2-Castelnovo Bariano, a suo tempo, offrì al preside la disponibilità, ovviamente temporanea, nel proprio plesso scolastico di locali idonei onde ospitare la segreteria dell’istituto comprensivo. L’amministrazione locale massese ha al contrario preferito trovarsi stanze anguste e inidonee a casa propria, magari pagando anche un affitto. E’ questo il concetto di fusione? O la vera intenzione della fusione proposta è proprio questa: concentrare tutto a Castelmassa?.

3-Solo ora, per confondere i cittadini, si sostiene che il no castelnovese ha fatto fuori Melara e Bergantino ma ciò è letteralmente falso! All’inizio del processo di fusione si è sempre e solo parlato di 4C (Calto, Castelmassa, Castelnovo Bariano e Ceneselli), non altro, il resto è aria fritta.

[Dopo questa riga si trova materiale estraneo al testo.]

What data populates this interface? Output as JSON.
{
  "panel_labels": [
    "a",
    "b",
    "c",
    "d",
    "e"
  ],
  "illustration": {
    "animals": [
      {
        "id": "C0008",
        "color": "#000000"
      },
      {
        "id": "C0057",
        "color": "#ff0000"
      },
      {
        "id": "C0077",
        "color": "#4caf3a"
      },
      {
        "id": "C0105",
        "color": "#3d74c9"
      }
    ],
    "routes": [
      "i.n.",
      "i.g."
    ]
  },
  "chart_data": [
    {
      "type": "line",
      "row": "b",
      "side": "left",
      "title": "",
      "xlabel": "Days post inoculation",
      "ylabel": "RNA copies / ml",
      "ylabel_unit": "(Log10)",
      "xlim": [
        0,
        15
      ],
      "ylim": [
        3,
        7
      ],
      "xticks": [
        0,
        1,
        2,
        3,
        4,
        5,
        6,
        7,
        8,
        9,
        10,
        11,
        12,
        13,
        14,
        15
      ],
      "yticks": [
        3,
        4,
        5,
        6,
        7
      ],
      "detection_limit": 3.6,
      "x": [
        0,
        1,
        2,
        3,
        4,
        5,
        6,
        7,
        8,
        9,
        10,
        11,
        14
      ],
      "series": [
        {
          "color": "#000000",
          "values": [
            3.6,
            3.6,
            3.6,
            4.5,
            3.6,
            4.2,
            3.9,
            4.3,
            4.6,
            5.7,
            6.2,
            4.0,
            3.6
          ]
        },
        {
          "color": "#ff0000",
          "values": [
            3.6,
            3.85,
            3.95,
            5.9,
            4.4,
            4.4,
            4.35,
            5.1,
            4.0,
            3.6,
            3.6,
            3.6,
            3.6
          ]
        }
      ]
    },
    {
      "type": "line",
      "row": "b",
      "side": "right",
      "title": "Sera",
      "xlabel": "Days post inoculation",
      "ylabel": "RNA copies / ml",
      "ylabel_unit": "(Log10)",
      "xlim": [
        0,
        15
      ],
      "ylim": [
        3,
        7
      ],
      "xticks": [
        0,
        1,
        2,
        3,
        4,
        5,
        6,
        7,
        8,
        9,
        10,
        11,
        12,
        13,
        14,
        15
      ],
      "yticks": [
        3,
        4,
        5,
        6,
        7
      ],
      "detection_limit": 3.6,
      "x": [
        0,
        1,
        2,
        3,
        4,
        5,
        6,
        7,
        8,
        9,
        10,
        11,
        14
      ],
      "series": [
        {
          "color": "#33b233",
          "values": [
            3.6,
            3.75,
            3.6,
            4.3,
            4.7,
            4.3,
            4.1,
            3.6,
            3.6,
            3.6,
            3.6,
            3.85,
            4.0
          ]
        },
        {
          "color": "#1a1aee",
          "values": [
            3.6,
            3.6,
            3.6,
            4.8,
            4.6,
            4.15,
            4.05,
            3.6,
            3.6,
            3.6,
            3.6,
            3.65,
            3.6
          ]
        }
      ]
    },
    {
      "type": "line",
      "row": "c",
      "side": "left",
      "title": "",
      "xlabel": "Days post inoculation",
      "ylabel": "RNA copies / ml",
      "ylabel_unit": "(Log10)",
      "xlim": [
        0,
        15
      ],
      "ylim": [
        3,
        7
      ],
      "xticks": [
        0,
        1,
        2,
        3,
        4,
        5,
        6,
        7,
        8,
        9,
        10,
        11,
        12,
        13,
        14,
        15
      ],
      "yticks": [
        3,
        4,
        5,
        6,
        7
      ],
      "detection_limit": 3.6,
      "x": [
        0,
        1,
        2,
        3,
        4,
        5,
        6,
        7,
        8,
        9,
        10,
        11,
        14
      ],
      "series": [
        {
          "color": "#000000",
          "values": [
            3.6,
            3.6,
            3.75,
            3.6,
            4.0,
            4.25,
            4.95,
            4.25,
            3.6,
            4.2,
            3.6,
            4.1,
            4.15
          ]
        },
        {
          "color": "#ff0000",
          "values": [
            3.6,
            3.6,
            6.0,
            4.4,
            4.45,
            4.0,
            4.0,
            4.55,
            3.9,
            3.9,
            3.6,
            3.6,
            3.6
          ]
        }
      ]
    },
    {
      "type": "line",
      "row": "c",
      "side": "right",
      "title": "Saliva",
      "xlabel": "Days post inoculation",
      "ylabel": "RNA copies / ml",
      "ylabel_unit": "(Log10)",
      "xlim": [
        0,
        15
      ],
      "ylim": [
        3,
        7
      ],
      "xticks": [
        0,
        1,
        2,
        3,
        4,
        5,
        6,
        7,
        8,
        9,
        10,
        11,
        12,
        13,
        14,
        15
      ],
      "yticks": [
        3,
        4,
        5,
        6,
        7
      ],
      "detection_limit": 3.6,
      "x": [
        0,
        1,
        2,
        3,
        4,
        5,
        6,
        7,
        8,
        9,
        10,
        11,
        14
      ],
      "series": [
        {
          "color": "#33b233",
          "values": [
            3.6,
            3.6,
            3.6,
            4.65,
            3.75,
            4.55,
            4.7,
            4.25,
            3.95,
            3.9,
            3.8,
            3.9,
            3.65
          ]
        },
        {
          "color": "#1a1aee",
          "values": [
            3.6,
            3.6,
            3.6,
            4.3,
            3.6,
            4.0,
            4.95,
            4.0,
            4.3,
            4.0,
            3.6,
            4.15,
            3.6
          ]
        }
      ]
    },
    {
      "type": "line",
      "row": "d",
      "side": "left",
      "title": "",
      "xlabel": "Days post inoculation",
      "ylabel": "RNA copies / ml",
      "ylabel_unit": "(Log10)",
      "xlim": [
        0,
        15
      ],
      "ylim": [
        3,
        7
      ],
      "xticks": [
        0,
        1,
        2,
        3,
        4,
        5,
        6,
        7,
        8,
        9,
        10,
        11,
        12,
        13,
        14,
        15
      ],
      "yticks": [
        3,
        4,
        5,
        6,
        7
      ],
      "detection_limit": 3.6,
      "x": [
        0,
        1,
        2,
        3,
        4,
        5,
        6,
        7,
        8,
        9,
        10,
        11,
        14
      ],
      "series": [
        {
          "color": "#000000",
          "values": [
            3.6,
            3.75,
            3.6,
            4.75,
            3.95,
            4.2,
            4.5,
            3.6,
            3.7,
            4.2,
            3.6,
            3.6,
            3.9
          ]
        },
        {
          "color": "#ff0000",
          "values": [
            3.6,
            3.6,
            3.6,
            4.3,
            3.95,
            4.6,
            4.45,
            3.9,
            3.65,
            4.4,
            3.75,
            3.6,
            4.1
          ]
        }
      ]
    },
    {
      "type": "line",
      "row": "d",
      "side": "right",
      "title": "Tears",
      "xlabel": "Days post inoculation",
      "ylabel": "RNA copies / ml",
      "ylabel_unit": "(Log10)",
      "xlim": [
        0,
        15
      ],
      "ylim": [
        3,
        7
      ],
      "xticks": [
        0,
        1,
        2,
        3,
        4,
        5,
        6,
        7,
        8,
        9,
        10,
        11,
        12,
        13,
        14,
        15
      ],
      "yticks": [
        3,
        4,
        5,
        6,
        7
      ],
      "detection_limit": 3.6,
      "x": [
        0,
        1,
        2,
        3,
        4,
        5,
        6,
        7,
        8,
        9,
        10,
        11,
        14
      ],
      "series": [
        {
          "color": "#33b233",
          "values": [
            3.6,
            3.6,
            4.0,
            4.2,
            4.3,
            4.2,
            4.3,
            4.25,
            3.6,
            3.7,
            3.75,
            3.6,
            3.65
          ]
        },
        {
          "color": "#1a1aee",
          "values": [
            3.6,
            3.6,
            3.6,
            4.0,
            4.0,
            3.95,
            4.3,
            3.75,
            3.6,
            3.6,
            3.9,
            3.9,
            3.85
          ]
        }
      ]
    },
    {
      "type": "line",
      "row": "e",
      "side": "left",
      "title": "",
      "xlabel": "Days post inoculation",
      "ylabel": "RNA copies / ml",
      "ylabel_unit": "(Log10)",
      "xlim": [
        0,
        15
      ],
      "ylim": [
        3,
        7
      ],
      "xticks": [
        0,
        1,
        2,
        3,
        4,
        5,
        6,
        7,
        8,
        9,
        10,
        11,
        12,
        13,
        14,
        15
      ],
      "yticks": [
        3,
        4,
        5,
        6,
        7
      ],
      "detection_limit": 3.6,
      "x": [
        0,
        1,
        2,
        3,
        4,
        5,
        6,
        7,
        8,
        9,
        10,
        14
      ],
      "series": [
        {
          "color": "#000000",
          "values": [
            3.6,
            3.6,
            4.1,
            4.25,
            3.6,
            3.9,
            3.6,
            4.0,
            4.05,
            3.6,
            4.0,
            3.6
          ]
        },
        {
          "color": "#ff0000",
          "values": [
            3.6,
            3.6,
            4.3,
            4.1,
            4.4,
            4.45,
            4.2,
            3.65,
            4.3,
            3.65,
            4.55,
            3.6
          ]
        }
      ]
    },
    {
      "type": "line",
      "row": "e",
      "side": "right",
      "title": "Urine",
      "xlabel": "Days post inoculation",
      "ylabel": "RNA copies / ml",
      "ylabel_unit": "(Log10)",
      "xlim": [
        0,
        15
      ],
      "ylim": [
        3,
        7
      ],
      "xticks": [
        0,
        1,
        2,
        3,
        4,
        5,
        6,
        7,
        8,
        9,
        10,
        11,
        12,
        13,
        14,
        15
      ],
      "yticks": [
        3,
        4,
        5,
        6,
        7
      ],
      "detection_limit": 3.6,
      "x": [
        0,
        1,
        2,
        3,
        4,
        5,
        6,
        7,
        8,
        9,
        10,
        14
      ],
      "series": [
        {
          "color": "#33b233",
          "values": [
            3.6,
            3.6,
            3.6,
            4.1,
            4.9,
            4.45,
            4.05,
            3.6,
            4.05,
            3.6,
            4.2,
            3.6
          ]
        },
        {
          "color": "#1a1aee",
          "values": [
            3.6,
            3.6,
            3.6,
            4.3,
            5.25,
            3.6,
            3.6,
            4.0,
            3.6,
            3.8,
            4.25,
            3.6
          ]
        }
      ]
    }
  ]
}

4-Si parla attualmente di contributi finanziari regionali per la fusione, solo ipotetici e non certi; tante belle parole sul futuro unionista delle 3C ma niente di sicuro. Si sostiene che, unendosi, le 3C potranno superare il patto di stabilità (l’obbligo statale per i Comuni di non fare spese impreviste); così allora potranno contrarre altri mutui e fare altri debiti!.

5-Non è vero che con Castelnovo Bariano si sarebbero superati i 10 mila abitanti, anzi si rimane abbondantemente al di sotto.

6-La fusione di Castelmassa, Calto e Ceneselli con pochi abitanti (circa 6.900) alla fine non avrà alcun peso politico né amministrativo!.

7-Si parla della caserma dei carabinieri e di quella dei vigili del fuoco di Castelmassa: a che serve? Perché tirare in ballo la sicurezza dei cittadini? Con la fusione non c’entrano niente! C’erano prima e ci saranno anche dopo l’eventuale fusione; non cambierà nulla e continueranno a dare gli stessi servizi di prima per tutte le comunità della zona esattamente come adesso (anzi i vigili del fuoco già ora vanno anche nella vicina provincia di Mantova!).

8-Cos’è tutta questa fretta di fusione? Non si potrebbe procedere con calma? Forse qualcuno è interessato alle future poltrone e vuole far presto?.

9-Troppo facile dare le colpe agli altri: la matematica non è un’opinione e i numeri dicono la verità.

Si invitano i sindaci delle 3 a non dare colpa agli altri del proprio fallimento progettuale. Castelnovo Bariano – conclude l’amministrazione comunale – ha agito nella massima correttezza e trasparenza, salvaguardando gli interessi dei propri cittadini. Rimaniamo a disposizione per tutti i chiarimenti possibili e pronti a confrontarci con tutti gli interlocutori possibili, sempre rispettando le opinioni altrui.